NULL request with high CPU usage

thomasdk81

Verified User
Joined
Oct 3, 2010
Messages
56
Location
Denmark
Hi guys,

If you see my screenshot, you can see quite a lot of requests to server5.infoland.dk:80 (server hostname), using most of the CPU.
I get High CPU load alerts regular, but I can't see whats causing this.

I have mod_ruid2 so I would expect, the requests to belong to a user. So are these request, coming from the apache user, internal?

Its a VPS with 18 "real processor cores", 6Ghz dedicated CPU, 12GB ram and a 150GB SSD with a Gigabit connection.
With about 150 WordPress installs.

Can you point me in the right direction to whats causing this?

screenshot.png
screenshot-2.png
 
Last edited:
Thank you, a very nice tool and yes version 5 doesn't work.

I am still not sure why the apache user has the heavy CPU load.
The hits I see is regular hits and as I understand, should use the user which the host belongs to.
 
The thing about mod_ruid2 is that it swaps the user id of processes very quickly, often the child processes still use a lot of cpu after they're switched back from the user to apache. How this works exactly I don't know, but I'm quite sure this is how it's always happening. Only if the request it is handling takes very long the user will show up as the process user (just tested this myself with a large page and F5ing it).

Maybe if you have a lot of sites active, the load is just legit?
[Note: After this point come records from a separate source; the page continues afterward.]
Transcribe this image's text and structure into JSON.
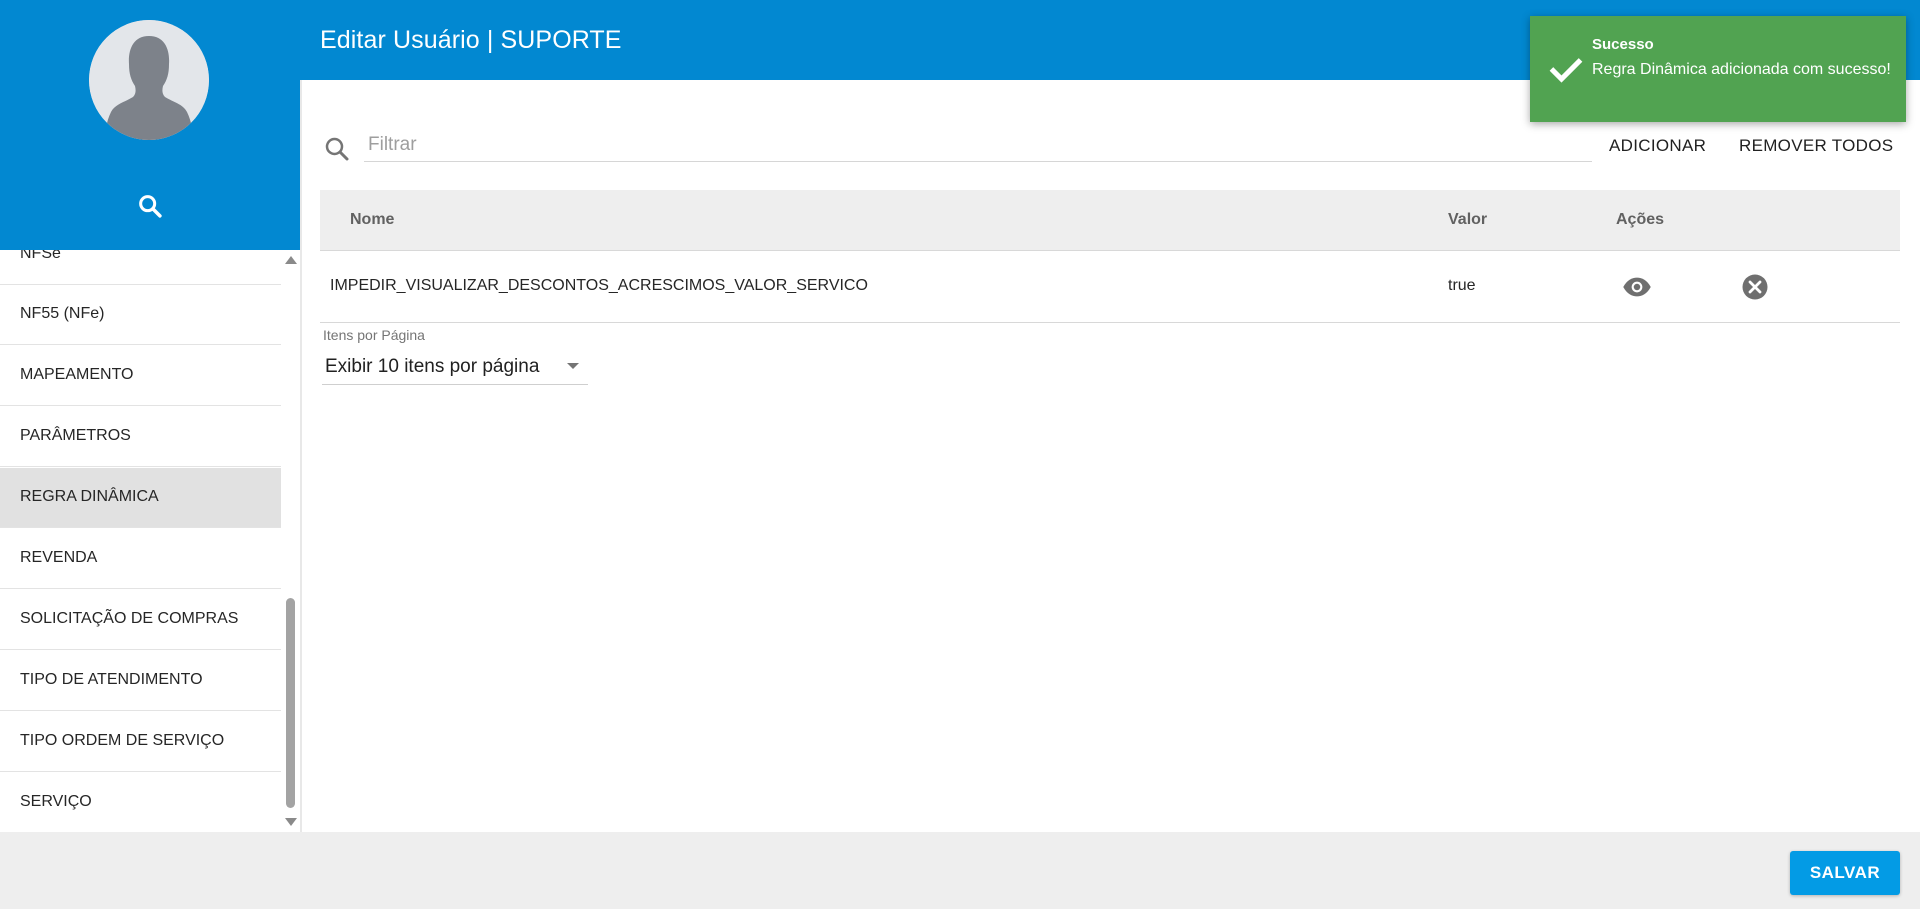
{
  "header": {
    "title": "Editar Usuário | SUPORTE"
  },
  "sidebar": {
    "items": [
      {
        "label": "NFSe"
      },
      {
        "label": "NF55 (NFe)"
      },
      {
        "label": "MAPEAMENTO"
      },
      {
        "label": "PARÂMETROS"
      },
      {
        "label": "REGRA DINÂMICA",
        "active": true
      },
      {
        "label": "REVENDA"
      },
      {
        "label": "SOLICITAÇÃO DE COMPRAS"
      },
      {
        "label": "TIPO DE ATENDIMENTO"
      },
      {
        "label": "TIPO ORDEM DE SERVIÇO"
      },
      {
        "label": "SERVIÇO"
      }
    ]
  },
  "filter": {
    "placeholder": "Filtrar"
  },
  "actions": {
    "add_label": "ADICIONAR",
    "remove_all_label": "REMOVER TODOS"
  },
  "table": {
    "headers": {
      "name": "Nome",
      "value": "Valor",
      "actions": "Ações"
    },
    "rows": [
      {
        "name": "IMPEDIR_VISUALIZAR_DESCONTOS_ACRESCIMOS_VALOR_SERVICO",
        "value": "true"
      }
    ]
  },
  "pagination": {
    "label": "Itens por Página",
    "selected": "Exibir 10 itens por página"
  },
  "footer": {
    "save_label": "SALVAR"
  },
  "toast": {
    "title": "Sucesso",
    "message": "Regra Dinâmica adicionada com sucesso!"
  },
  "colors": {
    "primary": "#0288d1",
    "save_button": "#039be5",
    "toast_success": "#51a351",
    "active_item": "#e1e1e1"
  },
  "icons": {
    "sidebar_search": "search-icon",
    "filter": "search-icon",
    "view": "eye-icon",
    "delete": "close-circle-icon",
    "toast": "checkmark-icon"
  }
}
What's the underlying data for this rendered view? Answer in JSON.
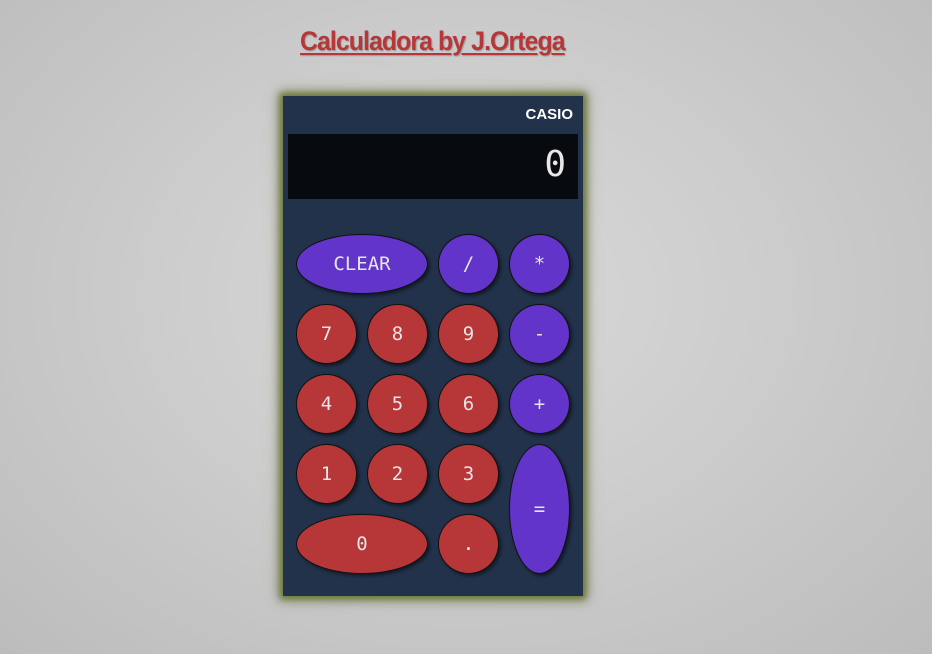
{
  "page": {
    "title": "Calculadora by J.Ortega"
  },
  "calculator": {
    "brand": "CASIO",
    "display": "0",
    "buttons": {
      "clear": "CLEAR",
      "divide": "/",
      "multiply": "*",
      "seven": "7",
      "eight": "8",
      "nine": "9",
      "minus": "-",
      "four": "4",
      "five": "5",
      "six": "6",
      "plus": "+",
      "one": "1",
      "two": "2",
      "three": "3",
      "equals": "=",
      "zero": "0",
      "dot": "."
    }
  },
  "colors": {
    "title": "#b73739",
    "operator_button": "#6234c9",
    "number_button": "#b73739",
    "body": "#22324a",
    "display": "#070b10"
  }
}
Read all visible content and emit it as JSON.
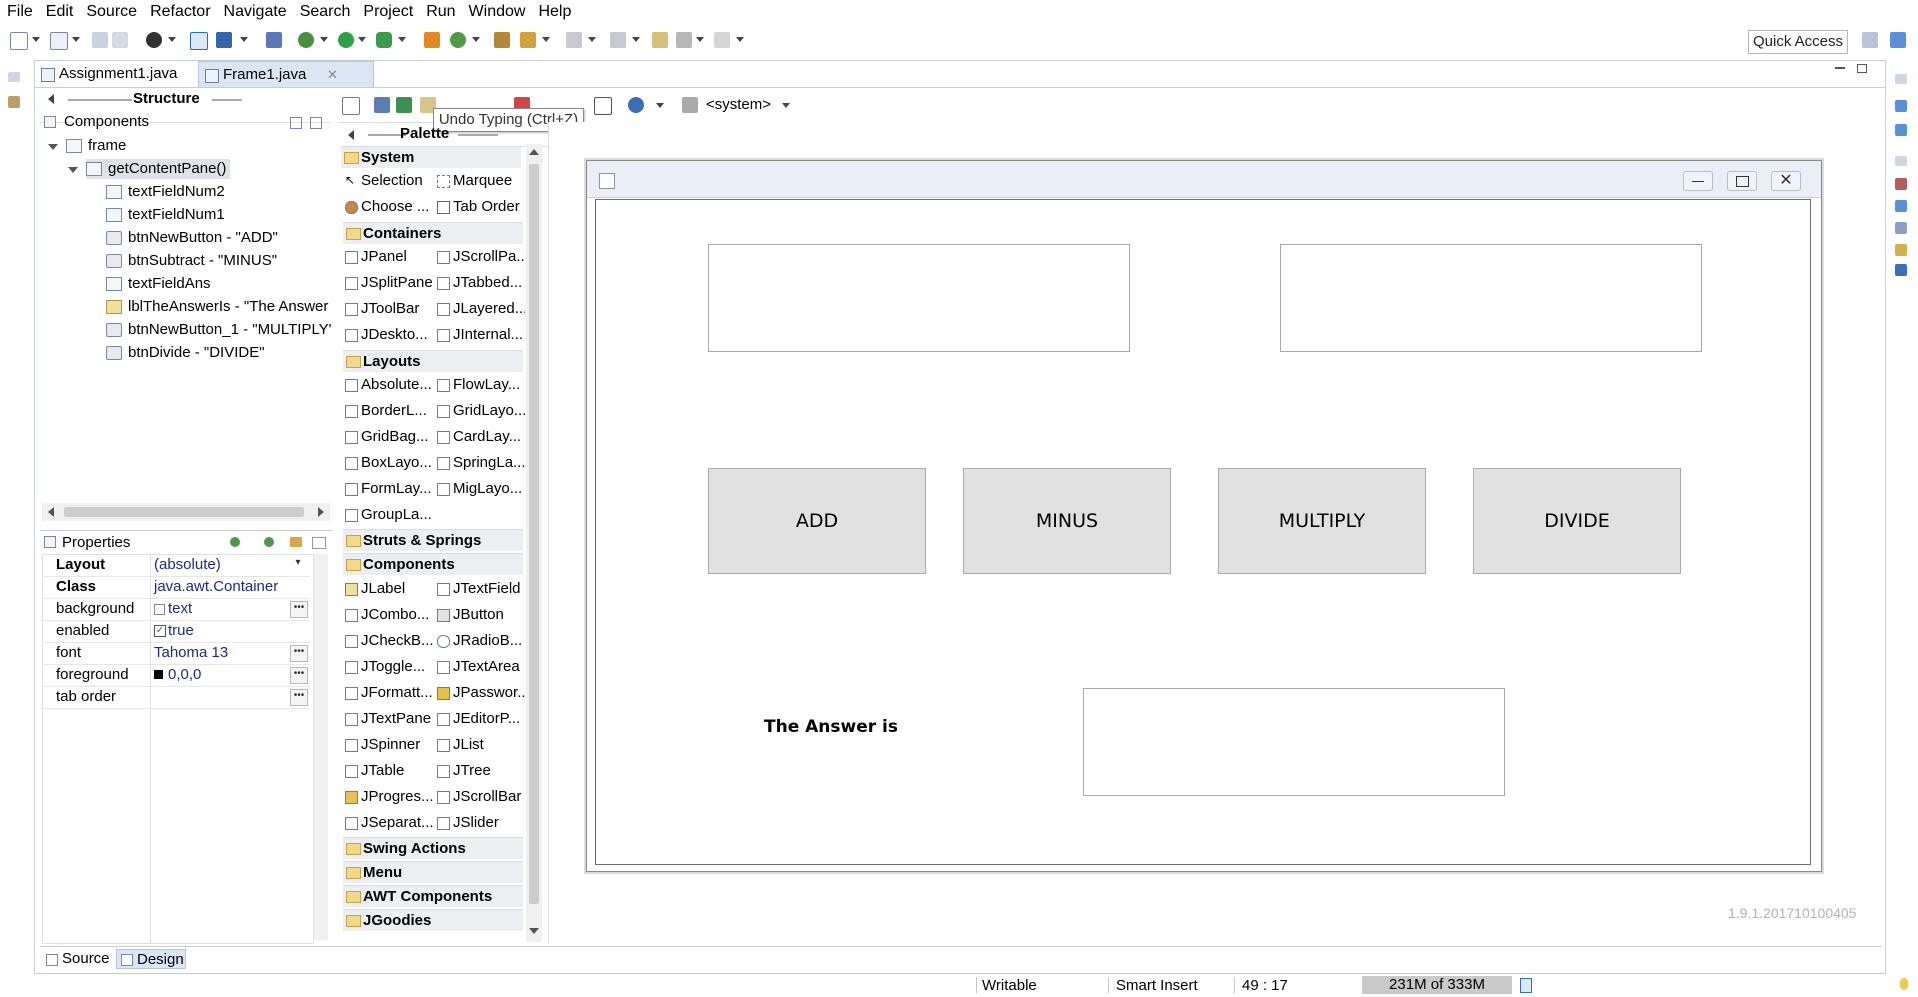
{
  "menu": [
    "File",
    "Edit",
    "Source",
    "Refactor",
    "Navigate",
    "Search",
    "Project",
    "Run",
    "Window",
    "Help"
  ],
  "toolbar": {
    "quick_access": "Quick Access"
  },
  "tabs": [
    {
      "label": "Assignment1.java",
      "active": false
    },
    {
      "label": "Frame1.java",
      "active": true
    }
  ],
  "structure": {
    "title": "Structure",
    "components_label": "Components",
    "tree": [
      {
        "label": "frame",
        "level": 0
      },
      {
        "label": "getContentPane()",
        "level": 1
      },
      {
        "label": "textFieldNum2",
        "level": 2
      },
      {
        "label": "textFieldNum1",
        "level": 2
      },
      {
        "label": "btnNewButton - \"ADD\"",
        "level": 2
      },
      {
        "label": "btnSubtract - \"MINUS\"",
        "level": 2
      },
      {
        "label": "textFieldAns",
        "level": 2
      },
      {
        "label": "lblTheAnswerIs - \"The Answer is",
        "level": 2
      },
      {
        "label": "btnNewButton_1 - \"MULTIPLY\"",
        "level": 2
      },
      {
        "label": "btnDivide - \"DIVIDE\"",
        "level": 2
      }
    ]
  },
  "properties": {
    "title": "Properties",
    "rows": [
      {
        "name": "Layout",
        "value": "(absolute)",
        "bold": true
      },
      {
        "name": "Class",
        "value": "java.awt.Container",
        "bold": true
      },
      {
        "name": "background",
        "value": "text",
        "bold": false
      },
      {
        "name": "enabled",
        "value": "true",
        "bold": false
      },
      {
        "name": "font",
        "value": "Tahoma 13",
        "bold": false
      },
      {
        "name": "foreground",
        "value": "0,0,0",
        "bold": false
      },
      {
        "name": "tab order",
        "value": "",
        "bold": false
      }
    ]
  },
  "editor_toolbar": {
    "system_select": "<system>",
    "tooltip": "Undo Typing (Ctrl+Z)"
  },
  "palette": {
    "title": "Palette",
    "categories": [
      {
        "name": "System",
        "items": [
          "Selection",
          "Marquee",
          "Choose ...",
          "Tab Order"
        ]
      },
      {
        "name": "Containers",
        "items": [
          "JPanel",
          "JScrollPa...",
          "JSplitPane",
          "JTabbed...",
          "JToolBar",
          "JLayered...",
          "JDeskto...",
          "JInternal..."
        ]
      },
      {
        "name": "Layouts",
        "items": [
          "Absolute...",
          "FlowLay...",
          "BorderL...",
          "GridLayo...",
          "GridBag...",
          "CardLay...",
          "BoxLayo...",
          "SpringLa...",
          "FormLay...",
          "MigLayo...",
          "GroupLa..."
        ]
      },
      {
        "name": "Struts & Springs",
        "items": []
      },
      {
        "name": "Components",
        "items": [
          "JLabel",
          "JTextField",
          "JCombo...",
          "JButton",
          "JCheckB...",
          "JRadioB...",
          "JToggle...",
          "JTextArea",
          "JFormatt...",
          "JPasswor...",
          "JTextPane",
          "JEditorP...",
          "JSpinner",
          "JList",
          "JTable",
          "JTree",
          "JProgres...",
          "JScrollBar",
          "JSeparat...",
          "JSlider"
        ]
      },
      {
        "name": "Swing Actions",
        "items": []
      },
      {
        "name": "Menu",
        "items": []
      },
      {
        "name": "AWT Components",
        "items": []
      },
      {
        "name": "JGoodies",
        "items": []
      }
    ]
  },
  "design": {
    "buttons": [
      "ADD",
      "MINUS",
      "MULTIPLY",
      "DIVIDE"
    ],
    "answer_label": "The Answer is",
    "version": "1.9.1.201710100405"
  },
  "bottom_tabs": {
    "source": "Source",
    "design": "Design"
  },
  "status": {
    "writable": "Writable",
    "insert": "Smart Insert",
    "position": "49 : 17",
    "heap": "231M of 333M"
  }
}
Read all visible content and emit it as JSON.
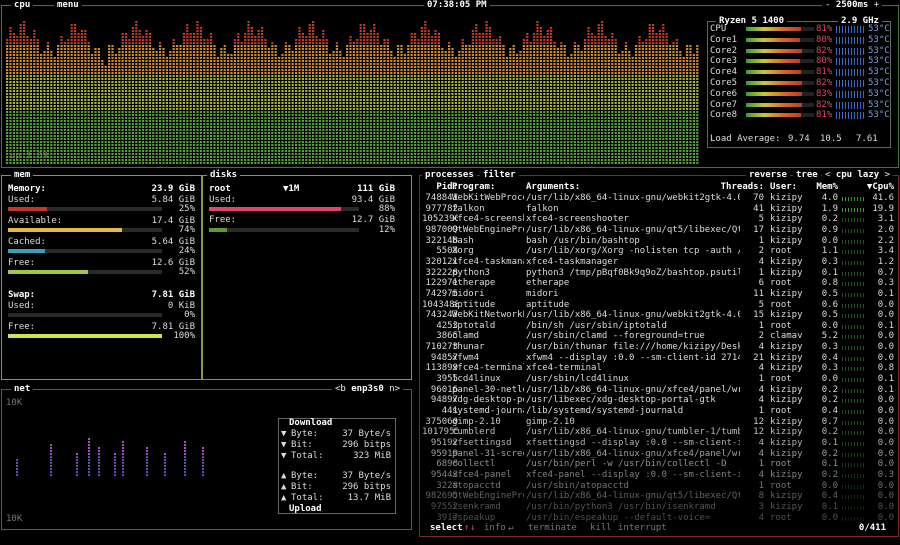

If WP sites don't cache and have some plugins taking a lot of resources, that could just be it.

You could also try to switch to php-fpm, to see what that does and if certain users pop out that way.

Taking a closer look to your screenshot, it does seem odd, as there are not many requests per second.
 
Thanks for the reply.

I don't know enough about this and you could be right.
The WordPress sites aren't tweaked with caching and I am sure this would help.
Maybe there is a plugin, thats poor coded.

screenshot-3.png

I'll try and find the source of it.
Any hints will be greatly appreciated.
 
You can look at that status page, visit the sites you see there listed and hold F5 for a few secs, while also viewing the cpu usage (I can recommend htop).

See at which site the load goes the highest, maybe try different pages..

It may not be a decent way, but it may be an easy way to figure this thing out.
 
Thanks again :)

I use htop, another nice tool.
If I find a more efficient way I'll report it here.
 
I tried a new thing: ls -l /proc/7857/fd

This gives me the list of files, the process have opened.
The list is long but they are all .log .error.log .bytes files

So it seems like, its DA processes?
 
That's correct, there are always 3 files per domain, for /var/log/httpd

iirc, DA needs the bytes file to count the bandwidth used by the users

And the .log/error files are also available to the users inside DA under statistics.

But since this is normal, you need to continue looking elsewhere.